Hola Sasuke, justo había escrito esto hace unos minutos:
Ningún hombre nació para ser querido; a lo sumo, nació para ser necesitado por su madre durante un breve tramo de su vida. Esa primera relación —donde el amor se entrega sin condiciones ni cálculo— se convierte en el molde con el que medimos, de manera inconsciente, todas nuestras futuras relaciones. Intentamos recuperar esa totalidad afectiva en la pareja, buscando en otro adulto la misma promesa de cobijo y aceptación absoluta. Sin embargo, esa búsqueda está destinada a la frustración: lo que encontramos es apenas una sombra tenue de aquel vínculo primordial, un eco que nunca alcanza a igualar el original.
En realidad, nadie puede querer completamente a un hombre porque todos vivimos atrapados en la órbita de nuestro propio interés. Como sugiere Maquiavelo en *El príncipe*, incluso los actos que revestimos de altruismo terminan orbitando nuestro beneficio: buscamos estabilidad, compañía, validación, seguridad. El amor que damos está condicionado por lo que ese dar produce en nosotros, y el amor que recibimos suele estar mediado por necesidades, miedos y proyecciones. Así, la pareja —lejos de ser un refugio total— se vuelve un contrato tácito de conveniencias emocionales.
Pretender que alguien nos ame con la misma raíz profunda con que lo hace una madre no solo es ingenuo: es ignorar la naturaleza humana. Todos estamos, en última instancia, dedicados a preservar nuestro propio equilibrio, nuestro propio bienestar y nuestra propia supervivencia psicológica. El amor adulto no es un abandono total de uno mismo hacia el otro, sino un delicado intercambio donde ambas partes buscan sentirse menos solas ante el mundo. Por ello, lo más que podemos esperar es un afecto parcial, intermitente, imperfecto: un pacto entre dos seres que, aun deseando ser amados, solo pueden amar dentro de los límites de sí mismos.
A esto se suma que ningún hombre nace verdaderamente apto para ser querido por otro, porque todo vínculo humano está tejido por la percepción que el otro tiene de nosotros. Amamos más la imagen que construimos del otro que al otro mismo, y esa imagen es siempre frágil, voluble, inexacta.

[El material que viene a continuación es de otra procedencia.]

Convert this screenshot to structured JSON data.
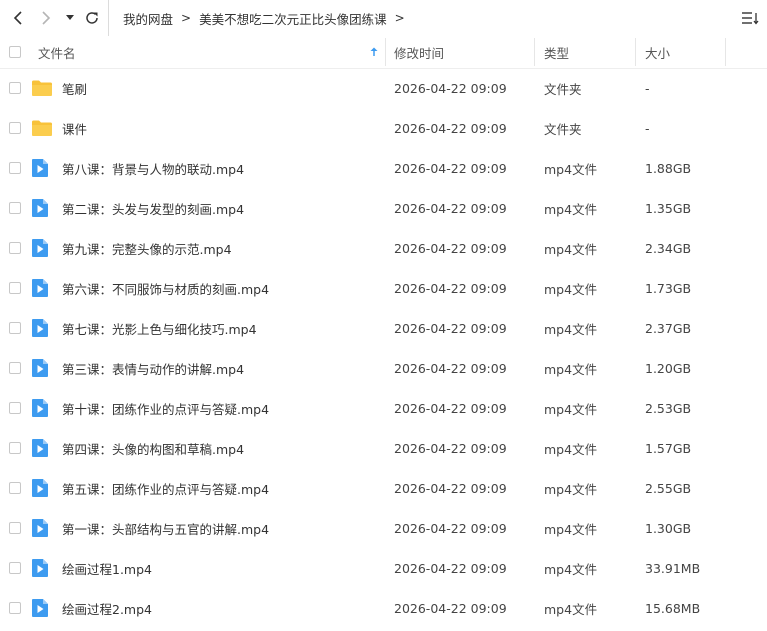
{
  "nav": {
    "breadcrumb_root": "我的网盘",
    "breadcrumb_current": "美美不想吃二次元正比头像团练课"
  },
  "columns": {
    "name": "文件名",
    "modified": "修改时间",
    "type": "类型",
    "size": "大小"
  },
  "colors": {
    "folder": "#f8c23a",
    "video": "#3d9bf0"
  },
  "files": [
    {
      "name": "笔刷",
      "modified": "2026-04-22 09:09",
      "type": "文件夹",
      "size": "-",
      "icon": "folder-icon"
    },
    {
      "name": "课件",
      "modified": "2026-04-22 09:09",
      "type": "文件夹",
      "size": "-",
      "icon": "folder-icon"
    },
    {
      "name": "第八课：背景与人物的联动.mp4",
      "modified": "2026-04-22 09:09",
      "type": "mp4文件",
      "size": "1.88GB",
      "icon": "video-icon"
    },
    {
      "name": "第二课：头发与发型的刻画.mp4",
      "modified": "2026-04-22 09:09",
      "type": "mp4文件",
      "size": "1.35GB",
      "icon": "video-icon"
    },
    {
      "name": "第九课：完整头像的示范.mp4",
      "modified": "2026-04-22 09:09",
      "type": "mp4文件",
      "size": "2.34GB",
      "icon": "video-icon"
    },
    {
      "name": "第六课：不同服饰与材质的刻画.mp4",
      "modified": "2026-04-22 09:09",
      "type": "mp4文件",
      "size": "1.73GB",
      "icon": "video-icon"
    },
    {
      "name": "第七课：光影上色与细化技巧.mp4",
      "modified": "2026-04-22 09:09",
      "type": "mp4文件",
      "size": "2.37GB",
      "icon": "video-icon"
    },
    {
      "name": "第三课：表情与动作的讲解.mp4",
      "modified": "2026-04-22 09:09",
      "type": "mp4文件",
      "size": "1.20GB",
      "icon": "video-icon"
    },
    {
      "name": "第十课：团练作业的点评与答疑.mp4",
      "modified": "2026-04-22 09:09",
      "type": "mp4文件",
      "size": "2.53GB",
      "icon": "video-icon"
    },
    {
      "name": "第四课：头像的构图和草稿.mp4",
      "modified": "2026-04-22 09:09",
      "type": "mp4文件",
      "size": "1.57GB",
      "icon": "video-icon"
    },
    {
      "name": "第五课：团练作业的点评与答疑.mp4",
      "modified": "2026-04-22 09:09",
      "type": "mp4文件",
      "size": "2.55GB",
      "icon": "video-icon"
    },
    {
      "name": "第一课：头部结构与五官的讲解.mp4",
      "modified": "2026-04-22 09:09",
      "type": "mp4文件",
      "size": "1.30GB",
      "icon": "video-icon"
    },
    {
      "name": "绘画过程1.mp4",
      "modified": "2026-04-22 09:09",
      "type": "mp4文件",
      "size": "33.91MB",
      "icon": "video-icon"
    },
    {
      "name": "绘画过程2.mp4",
      "modified": "2026-04-22 09:09",
      "type": "mp4文件",
      "size": "15.68MB",
      "icon": "video-icon"
    }
  ]
}
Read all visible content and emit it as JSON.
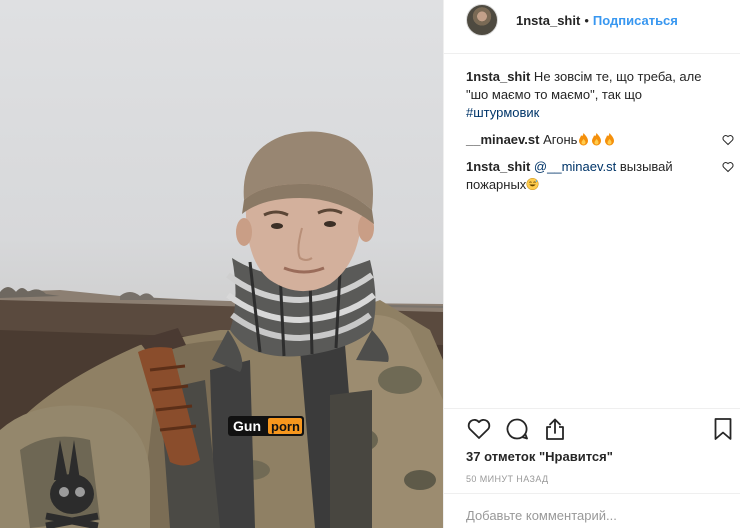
{
  "post": {
    "username": "1nsta_shit",
    "separator": "•",
    "follow_label": "Подписаться"
  },
  "comments": [
    {
      "username": "1nsta_shit",
      "text": " Не зовсім те, що треба, але \"шо маємо то маємо\", так що ",
      "hashtag": "#штурмовик"
    },
    {
      "username": "__minaev.st",
      "text": " Агонь"
    },
    {
      "username": "1nsta_shit",
      "mention": " @__minaev.st",
      "text": " вызывай пожарных"
    }
  ],
  "photo": {
    "patch_text_left": "Gun",
    "patch_text_right": "porn"
  },
  "likes": {
    "count_text": "37 отметок ",
    "quote_text": "\"Нравится\""
  },
  "time_text": "50 МИНУТ НАЗАД",
  "add_comment": {
    "placeholder": "Добавьте комментарий..."
  },
  "colors": {
    "link_blue": "#3897f0",
    "text": "#262626",
    "muted": "#999999",
    "divider": "#efefef",
    "patch_orange": "#f7971d"
  },
  "icons": {
    "like": "heart-icon",
    "comment": "speech-bubble-icon",
    "share": "share-arrow-icon",
    "save": "bookmark-icon",
    "comment_like": "small-heart-icon"
  }
}
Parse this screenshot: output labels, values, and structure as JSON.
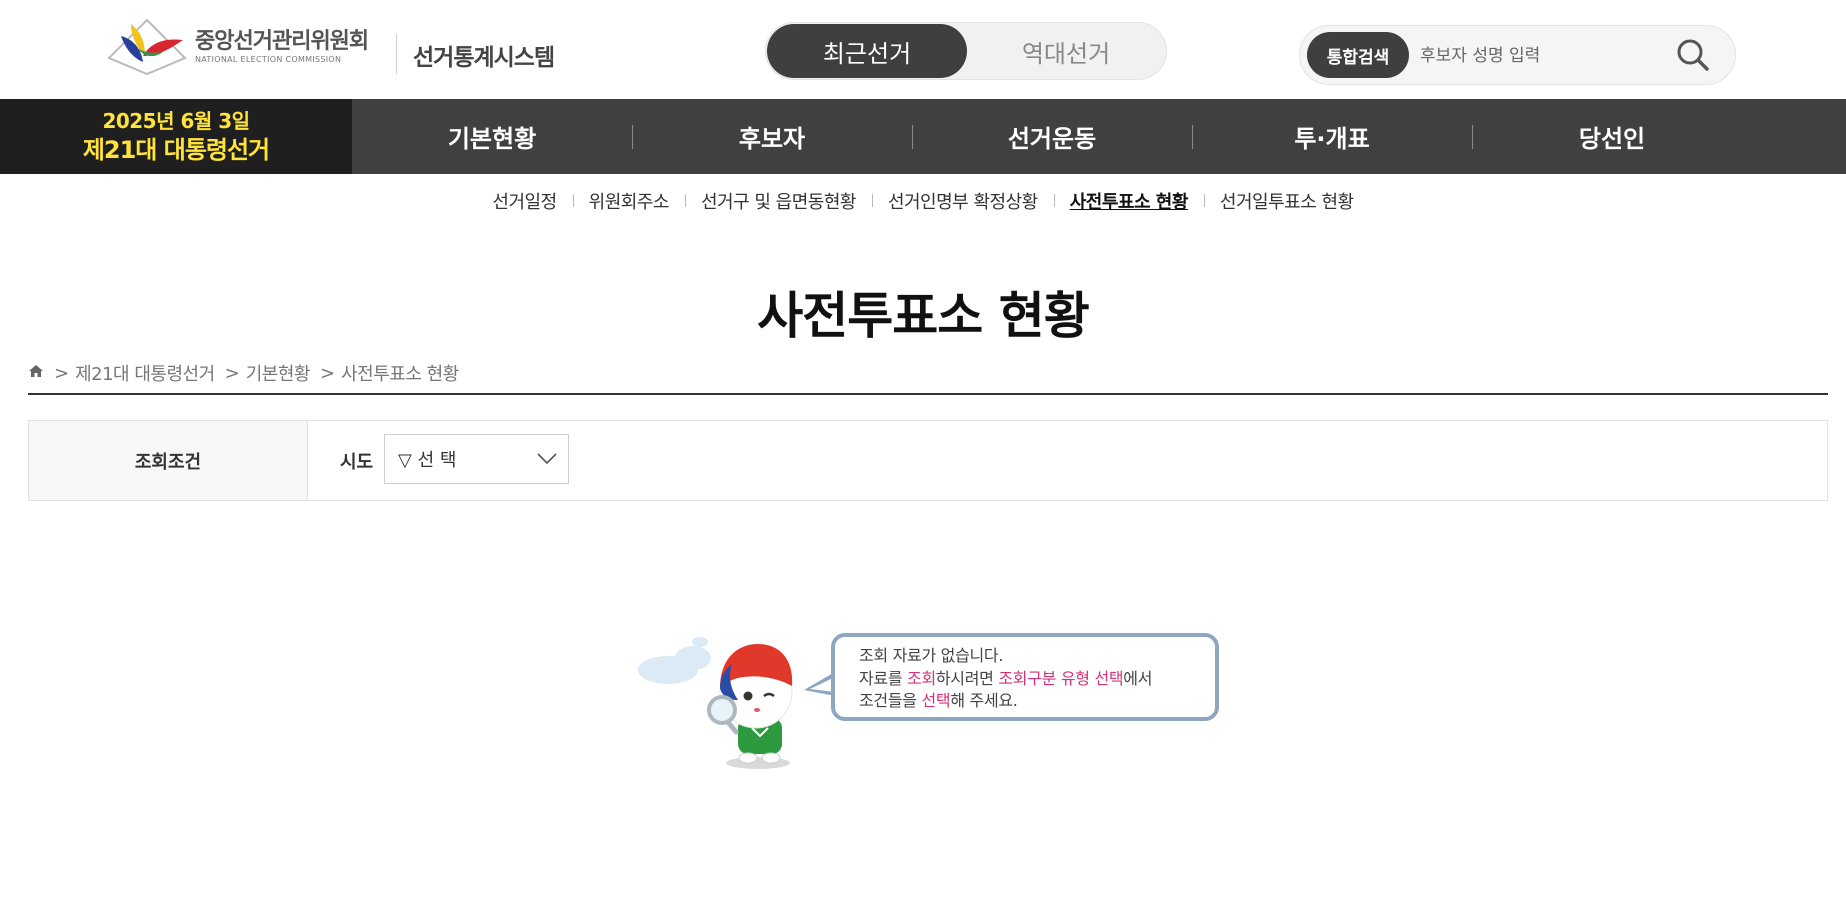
{
  "header": {
    "logo_ko": "중앙선거관리위원회",
    "logo_en": "NATIONAL ELECTION COMMISSION",
    "system_name": "선거통계시스템",
    "toggle": {
      "active": "최근선거",
      "inactive": "역대선거"
    },
    "search": {
      "badge": "통합검색",
      "placeholder": "후보자 성명 입력"
    }
  },
  "election": {
    "date": "2025년 6월 3일",
    "name": "제21대 대통령선거"
  },
  "main_nav": [
    "기본현황",
    "후보자",
    "선거운동",
    "투·개표",
    "당선인"
  ],
  "sub_nav": [
    "선거일정",
    "위원회주소",
    "선거구 및 읍면동현황",
    "선거인명부 확정상황",
    "사전투표소 현황",
    "선거일투표소 현황"
  ],
  "sub_nav_active": "사전투표소 현황",
  "page_title": "사전투표소 현황",
  "breadcrumb": [
    "제21대 대통령선거",
    "기본현황",
    "사전투표소 현황"
  ],
  "query": {
    "label": "조회조건",
    "field_label": "시도",
    "select_value": "▽ 선 택"
  },
  "empty_state": {
    "line1": "조회 자료가 없습니다.",
    "line2_a": "자료를 ",
    "line2_b": "조회",
    "line2_c": "하시려면 ",
    "line2_d": "조회구분 유형 선택",
    "line2_e": "에서",
    "line3_a": "조건들을 ",
    "line3_b": "선택",
    "line3_c": "해 주세요."
  },
  "colors": {
    "nav_bg": "#404040",
    "election_bg": "#1f1f1f",
    "election_text": "#ffe33a",
    "highlight": "#d4327a",
    "bubble_border": "#8fa6c2"
  }
}
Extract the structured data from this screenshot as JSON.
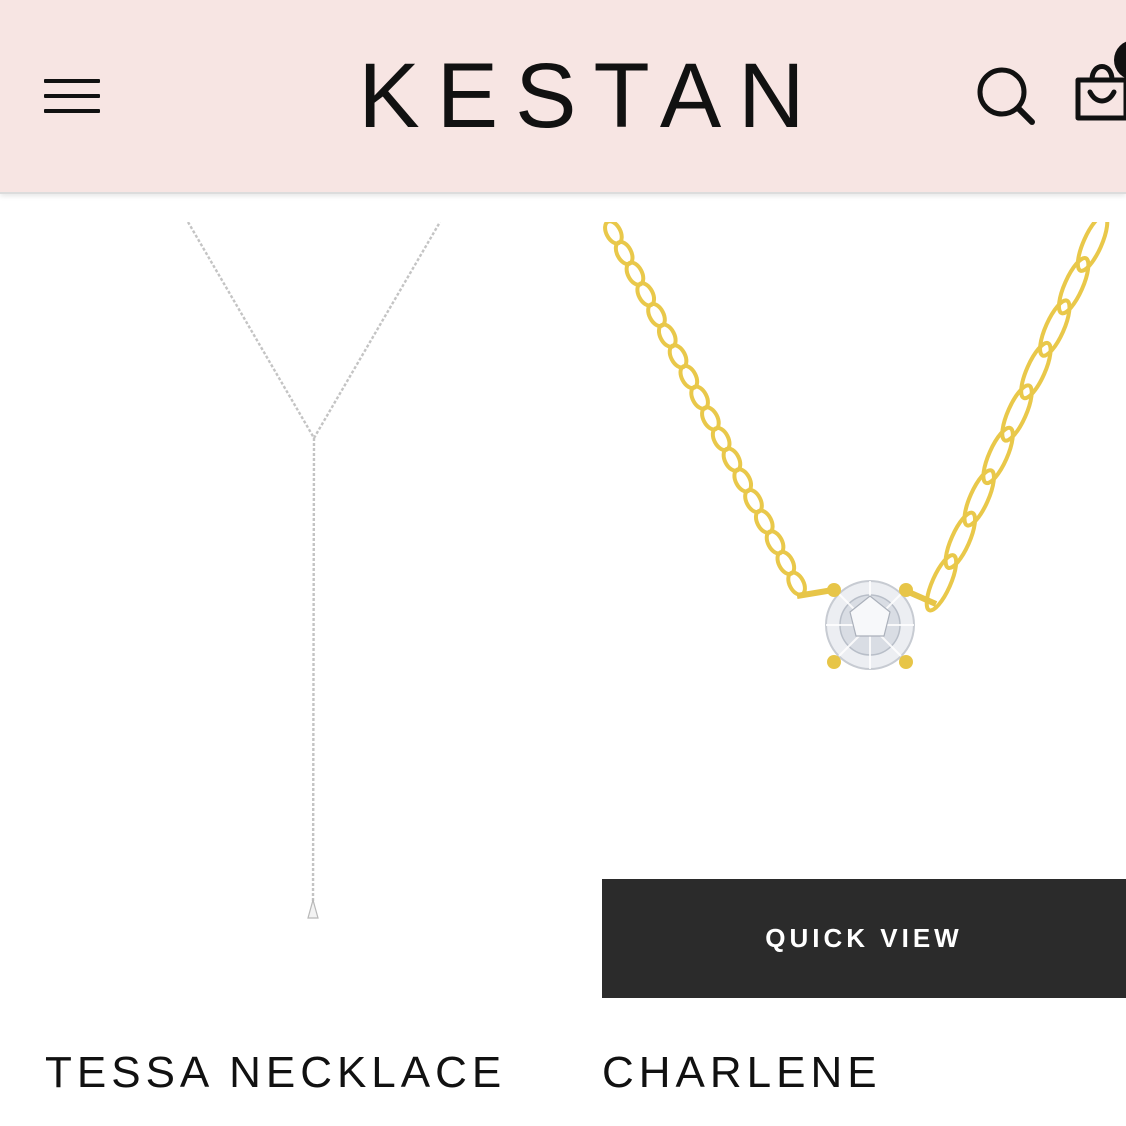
{
  "header": {
    "brand": "KESTAN",
    "icons": {
      "menu": "hamburger-menu-icon",
      "search": "search-icon",
      "cart": "shopping-bag-icon"
    },
    "background_color": "#f7e5e3"
  },
  "products": [
    {
      "name": "TESSA NECKLACE",
      "image": "silver-lariat-necklace"
    },
    {
      "name": "CHARLENE",
      "image": "gold-solitaire-chain-necklace",
      "quick_view_label": "QUICK VIEW"
    }
  ],
  "colors": {
    "button_bg": "#2b2b2b",
    "gold": "#e9c84a",
    "silver": "#bdbdbd"
  }
}
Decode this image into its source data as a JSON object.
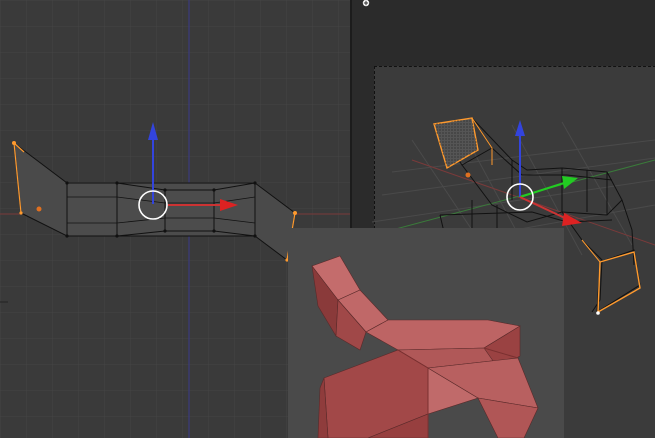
{
  "viewports": {
    "left": {
      "name": "front-ortho-edit-viewport",
      "mode": "edit-mode"
    },
    "right": {
      "name": "perspective-camera-viewport",
      "mode": "edit-mode"
    },
    "inset": {
      "name": "rendered-mesh-preview"
    }
  },
  "colors": {
    "background_left": "#3a3a3a",
    "background_right": "#2b2b2b",
    "grid_line": "#444444",
    "x_axis": "#cc3333",
    "z_axis": "#3344dd",
    "y_axis": "#22cc22",
    "selection": "#ff9a2e",
    "wire": "#111111",
    "mesh_fill": "#4e4e4e",
    "render_surface": "#b05858",
    "render_bg": "#4a4a4a"
  },
  "icons": {
    "corner_widget": "add-plus-icon"
  }
}
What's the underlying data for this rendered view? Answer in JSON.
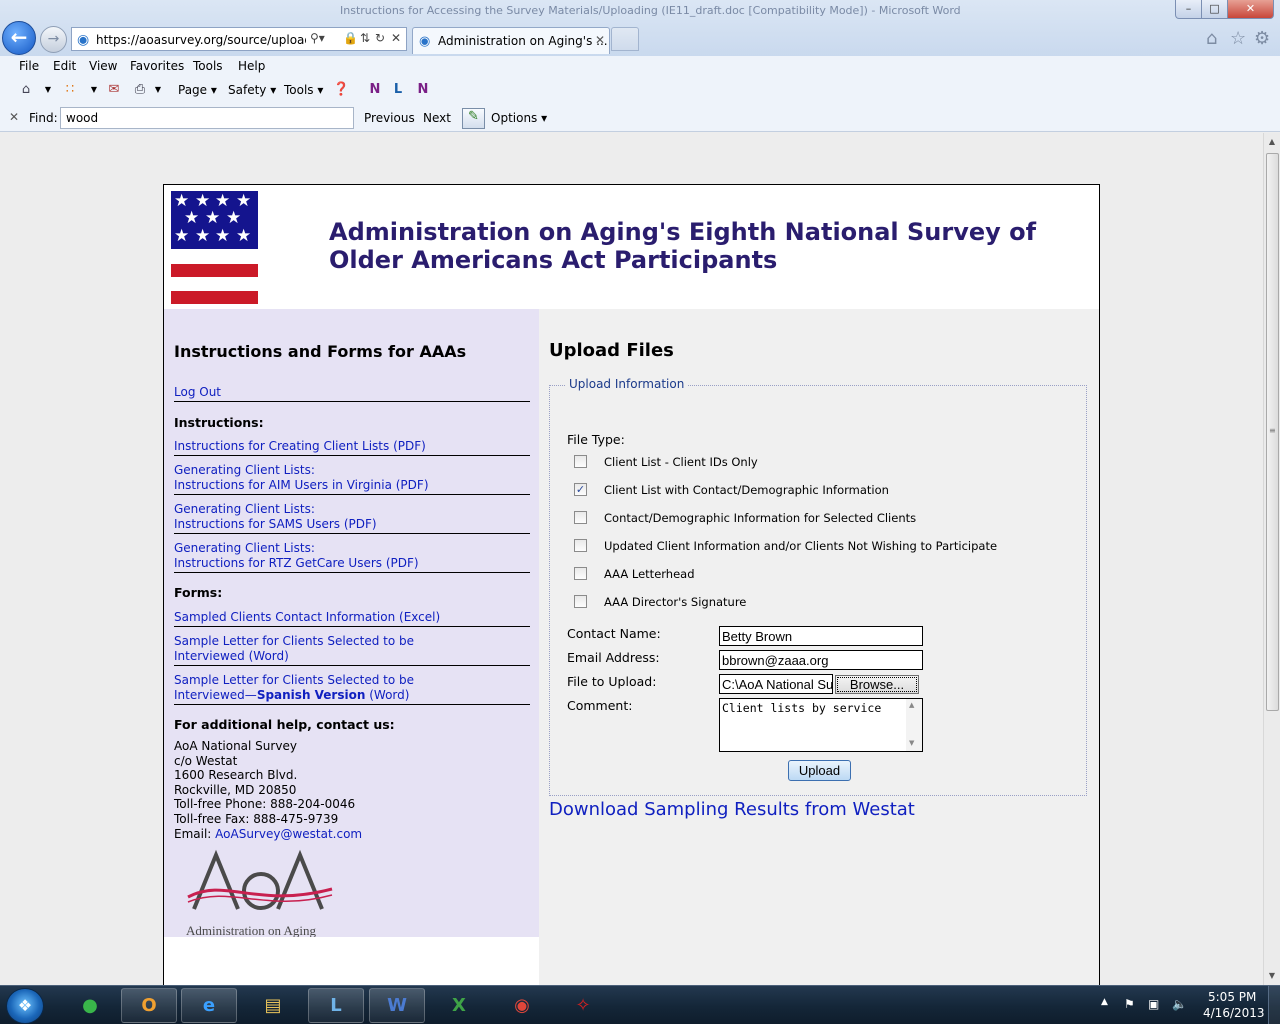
{
  "browser": {
    "window_title": "Instructions for Accessing the Survey Materials/Uploading (IE11_draft.doc [Compatibility Mode]) - Microsoft Word",
    "address": "https://aoasurvey.org/source/uploadda",
    "tab_title": "Administration on Aging's ...",
    "menu": [
      "File",
      "Edit",
      "View",
      "Favorites",
      "Tools",
      "Help"
    ],
    "commands": {
      "page": "Page",
      "safety": "Safety",
      "tools": "Tools"
    },
    "find": {
      "label": "Find:",
      "value": "wood",
      "previous": "Previous",
      "next": "Next",
      "options": "Options"
    }
  },
  "site": {
    "title": "Administration on Aging's Eighth National Survey of Older Americans Act Participants"
  },
  "sidebar": {
    "heading": "Instructions and Forms for AAAs",
    "logout": "Log Out",
    "instructions_heading": "Instructions:",
    "instructions": [
      {
        "line1": "Instructions for Creating Client Lists (PDF)",
        "line2": ""
      },
      {
        "line1": "Generating Client Lists:",
        "line2": "Instructions for AIM Users in Virginia (PDF)"
      },
      {
        "line1": "Generating Client Lists:",
        "line2": "Instructions for SAMS Users (PDF)"
      },
      {
        "line1": "Generating Client Lists:",
        "line2": "Instructions for RTZ GetCare Users (PDF)"
      }
    ],
    "forms_heading": "Forms:",
    "forms": [
      {
        "line1": "Sampled Clients Contact Information (Excel)",
        "line2": ""
      },
      {
        "line1": "Sample Letter for Clients Selected to be",
        "line2": "Interviewed (Word)"
      },
      {
        "line1": "Sample Letter for Clients Selected to be",
        "line2a": "Interviewed—",
        "line2b": "Spanish Version",
        "line2c": " (Word)"
      }
    ],
    "help_heading": "For additional help, contact us:",
    "contact": "AoA National Survey\nc/o Westat\n1600 Research Blvd.\nRockville, MD 20850\nToll-free Phone: 888-204-0046\nToll-free Fax: 888-475-9739\nEmail: ",
    "contact_email": "AoASurvey@westat.com",
    "logo_text": "AoA",
    "logo_caption": "Administration on Aging"
  },
  "upload": {
    "heading": "Upload Files",
    "legend": "Upload Information",
    "file_type_label": "File Type:",
    "file_types": [
      {
        "label": "Client List - Client IDs Only",
        "checked": false
      },
      {
        "label": "Client List with Contact/Demographic Information",
        "checked": true
      },
      {
        "label": "Contact/Demographic Information for Selected Clients",
        "checked": false
      },
      {
        "label": "Updated Client Information and/or Clients Not Wishing to Participate",
        "checked": false
      },
      {
        "label": "AAA Letterhead",
        "checked": false
      },
      {
        "label": "AAA Director's Signature",
        "checked": false
      }
    ],
    "contact_name_label": "Contact Name:",
    "contact_name": "Betty Brown",
    "email_label": "Email Address:",
    "email": "bbrown@zaaa.org",
    "file_label": "File to Upload:",
    "file_value": "C:\\AoA National Su",
    "browse": "Browse...",
    "comment_label": "Comment:",
    "comment": "Client lists by service",
    "upload_button": "Upload",
    "download_link": "Download Sampling Results from Westat"
  },
  "taskbar": {
    "time": "5:05 PM",
    "date": "4/16/2013"
  },
  "colors": {
    "title": "#2a1d6e",
    "link": "#1020c0",
    "sidebar_bg": "#e6e2f4",
    "flag_blue": "#14148e",
    "flag_red": "#cb1a28"
  }
}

No se ama a la persona, sino a la fantasía que nos hace sentir seguros, acompañados o relevantes. De este modo, ningún hombre es amado por lo que es, sino por el papel que desempeña en la narrativa íntima de quien lo mira. Cuando ese papel deja de servir, el supuesto amor se desvanece sin dejar rastro.
Comprender esta verdad no significa renunciar al amor, sino mirarlo sin ilusiones. Aceptar que nadie nació para ser querido plenamente, que nadie puede ocupar el lugar originario de la madre, libera de una exigencia imposible. Pero la lucidez tiene un precio aún más amargo: revela que el amor adulto no es refugio, sino un descanso momentáneo entre dos soledades que nunca se tocan del todo. Al final, cada vínculo se reduce a una coincidencia pasajera entre intereses que tarde o temprano divergen, y aquello que llamamos “amor” se disipa como un espejismo. Lo más honesto es admitir que nacemos solos, somos incomprendidos incluso en compañía, y terminamos retornando al mismo silencio interior del que nunca logramos escapar.